La première partie s'est déroulée comme prévu, j'ai essayé de garder mon rythme et d'économiser un peu d'énergie pour la section la plus difficile de la course, qui se situait entre 10 et 28 kilomètres. J'ai vécu ma première grande ambiance de spectateurs à Otzauerte, ce qui a été une belle expérience, cela m'a énormément poussé vers l'avant, même dans une montée raide, et j'ai dû me retenir pour ne pas en faire trop. La première section difficile de la course m'attendait lors de l'ascension vers le sommet d'Aratz, de la boue, de la boue et encore de la boue, du calcaire glissant dans les parties supérieures, du froid et du vent comme un cochon - bref, des conditions idéales, dans lesquelles j'ai réussi à rattraper Honza Havlíček, qui a couru devant moi tout le temps et grâce au brouillard, je n'avais aucune idée de l'avance qu'il avait... Dans la descente suivante à Santi Spiritu, j'ai dépassé Honza et plusieurs autres coureurs et parmi les spectateurs à Santi Spiritu, il y a aussi Sam Straka, qui m'annonce la 25e place, ce qui est ma première information sur ma performance dans la course.

C'est ici qu'il y a la vraie atmosphère que je connaissais grâce aux vidéos et la montée suivante vers Aizkorri, je l'ai vécue par moi-même, difficile à décrire, il faut juste la vivre ! Des centaines de personnes, un chemin étroit, on n'entend pas sa propre respiration, je ne vivrai probablement plus jamais ça nulle part ! La section suivante était probablement la plus difficile de toute la course, une sorte de traversée à travers les sommets, du brouillard partout et assez glissant, un seul faux pas et c'était la fin de la course, ou pire, la fin de la saison.

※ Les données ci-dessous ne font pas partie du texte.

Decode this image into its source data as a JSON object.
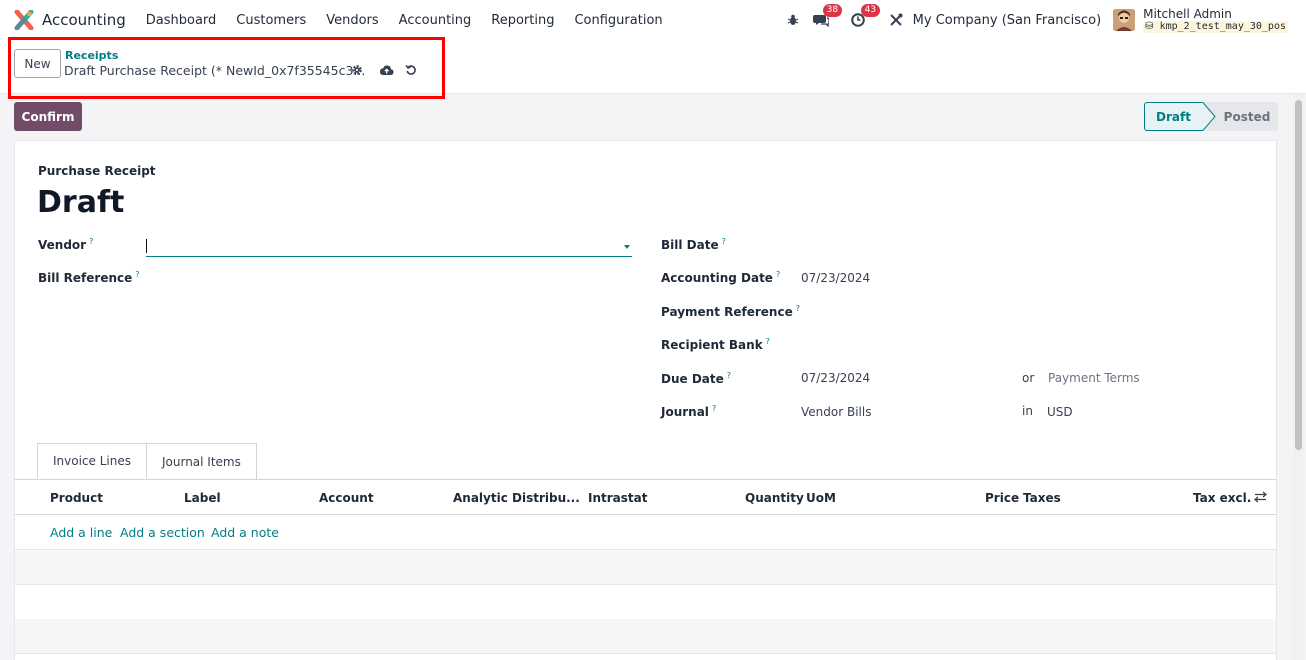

Une section très technique, où j'ai le plus perdu et honnêtement, j'avais assez peur de me lancer là-dedans. La descente de cette crête n'était pas non plus très facile, une pente raide et boueuse vers le bas avec des pierres dedans, c'est là que je me suis le plus sali et un autre endroit où j'ai beaucoup perdu, car ceux qui étaient devant moi couraient tête baissée (le Japonais avec qui je suis allé à Aizkorri, m'a échappé dans ces passages et a finalement terminé à la 13e place)... Le reste de la course jusqu'à l'arrivée, à part une montée plus importante, était très roulant, heureusement j'ai bien réparti mes forces et j'en avais assez, car on pouvait beaucoup perdre ici, mais aussi beaucoup gagner. Comme je voyais les coureurs devant et derrière moi, je devais continuer à pousser et comme je me sentais très bien, j'ai beaucoup apprécié. Grâce aux excellents panneaux kilométriques sur le parcours, j'avais une idée de ce qui m'attendait encore et la perspective que toute la fin ne soit en fait qu'une descente m'a beaucoup rassuré. Plus je m'approchais de Zegama, plus la foule m'encourageait, les deux derniers kilomètres en moins de trois minutes trente indiquaient qu'il me restait encore pas mal de forces, et même si j'ai perdu la bataille pour la vingtième place à quelques mètres de l'arrivée de quelques secondes seulement, j'étais extrêmement heureux de ma vingt et unième place.

Me concentrer sur la vitesse au printemps, faire l'impasse sur ma participation à Perun, tout s'est bien passé et après mon succès de l'année dernière à l'ultra de Chamonix (22e place), j'ai obtenu un autre excellent résultat, cette fois sur le parcours du marathon de Zegama, même si je sais cette fois qu'il ne manquait vraiment qu'un petit quelque chose pour une meilleure place et qu'il y avait certainement des réserves en termes de performance. Étant donné que je ne suis qu'un coureur de performance ordinaire – je m'entraîne seul, je planifie ma saison seul, je ne vais pas à des camps d'entraînement, je n'ai pas la possibilité de m'entraîner régulièrement à des altitudes plus élevées, je suis néanmoins extrêmement heureux que, malgré ma préparation dans mes conditions modestes, je puisse parfois obtenir un résultat similaire.